On a chilly December night in Savannah, Georgia, seventeen-year-old Addie Smith dreams of an alluring young man, too mysteriously handsome to be real. When spring semester commences the following week, at Maple Creek High, a new student, named Tom Sutton, arrives, bearing a striking resemblance to the beautiful stranger from AddieÂ’s dream. Addie feels inextricably drawn to Tom, and his rare, unwavering resiliency, as the enchanting nature of first love takes hold. But when a cold-blooded criminal returns to Savannah, in pursuit of a long-forgotten possession, Addie must confront the darkest secrets of an elusive, hidden past that threaten to destroy her future.
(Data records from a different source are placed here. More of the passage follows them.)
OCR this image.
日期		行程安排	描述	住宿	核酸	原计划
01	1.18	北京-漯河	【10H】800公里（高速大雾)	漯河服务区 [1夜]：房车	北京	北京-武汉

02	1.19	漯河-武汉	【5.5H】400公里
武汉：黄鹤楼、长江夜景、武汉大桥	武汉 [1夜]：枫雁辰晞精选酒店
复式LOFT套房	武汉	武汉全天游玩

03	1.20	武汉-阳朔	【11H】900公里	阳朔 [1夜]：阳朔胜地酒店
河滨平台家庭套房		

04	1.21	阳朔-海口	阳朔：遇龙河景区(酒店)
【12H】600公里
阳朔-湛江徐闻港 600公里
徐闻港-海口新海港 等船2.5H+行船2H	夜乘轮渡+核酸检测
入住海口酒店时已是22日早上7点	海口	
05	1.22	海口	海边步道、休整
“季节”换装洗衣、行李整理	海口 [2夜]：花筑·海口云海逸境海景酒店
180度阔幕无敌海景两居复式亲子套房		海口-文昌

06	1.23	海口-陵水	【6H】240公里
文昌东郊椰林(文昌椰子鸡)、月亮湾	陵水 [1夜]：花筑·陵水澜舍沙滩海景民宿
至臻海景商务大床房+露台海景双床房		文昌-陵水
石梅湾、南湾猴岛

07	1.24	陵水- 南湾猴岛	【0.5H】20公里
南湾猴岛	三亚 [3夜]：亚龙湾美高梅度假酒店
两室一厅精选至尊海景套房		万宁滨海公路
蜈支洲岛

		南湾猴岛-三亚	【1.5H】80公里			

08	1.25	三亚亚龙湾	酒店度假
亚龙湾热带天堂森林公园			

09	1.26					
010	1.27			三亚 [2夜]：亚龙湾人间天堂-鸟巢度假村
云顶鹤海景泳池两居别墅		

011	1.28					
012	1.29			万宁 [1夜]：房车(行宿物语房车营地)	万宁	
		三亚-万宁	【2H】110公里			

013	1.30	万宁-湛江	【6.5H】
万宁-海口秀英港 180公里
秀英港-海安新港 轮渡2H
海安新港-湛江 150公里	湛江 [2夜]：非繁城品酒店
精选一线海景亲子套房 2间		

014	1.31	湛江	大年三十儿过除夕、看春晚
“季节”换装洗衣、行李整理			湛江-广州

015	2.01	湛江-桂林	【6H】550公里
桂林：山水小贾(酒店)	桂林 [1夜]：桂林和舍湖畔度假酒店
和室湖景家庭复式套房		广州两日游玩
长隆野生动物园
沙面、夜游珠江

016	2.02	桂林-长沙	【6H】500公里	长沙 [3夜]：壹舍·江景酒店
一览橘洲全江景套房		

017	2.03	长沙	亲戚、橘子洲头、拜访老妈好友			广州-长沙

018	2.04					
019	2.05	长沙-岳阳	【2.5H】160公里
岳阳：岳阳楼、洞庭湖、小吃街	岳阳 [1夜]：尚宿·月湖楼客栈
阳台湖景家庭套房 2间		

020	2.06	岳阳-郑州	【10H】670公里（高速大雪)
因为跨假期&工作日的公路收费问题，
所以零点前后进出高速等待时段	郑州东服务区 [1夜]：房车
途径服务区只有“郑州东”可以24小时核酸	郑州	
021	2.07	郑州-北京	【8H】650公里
I love the chance to feature the first chapter of a book! Its like a sneak peek.  I think this one really sets the tone for this book. I sure want to know what happens next! This one should pique your interest and make you wish for more.

Chapter 1

I stepped out into the cold, dark night, searching for a familiar face in the parking lot. With a crumpled fold of white chiffon in my hand, I gently shut the car door, wondering why Eric was nowhere to be found. Locking my silver Volkswagen Beetle with the push of a button, I glided across the black pavement. The incessant clicking of my heels against the ground made me even more aware of my presence in a formal white gown.

The Winter Ball had never been my idea, but Eric had insisted, since his antiquated high school did not host dances. Maple Creek High, on the other hand, had no problem renting a Hilton hotel ballroom for the evening. With the rate of tuition increasing every year, the PTA felt no remorse in demanding what they wanted.

Inside the ballroom, a cluster of students migrated towards the center of the dance floor. Teenage boys jostled into each other, too distracted by the cleavage-baring dresses worn by their teasing girlfriends. Junior quarterback, Ricky Travis, danced at the front of the crowd with his very own Barbie doll, Nicki Caldwell.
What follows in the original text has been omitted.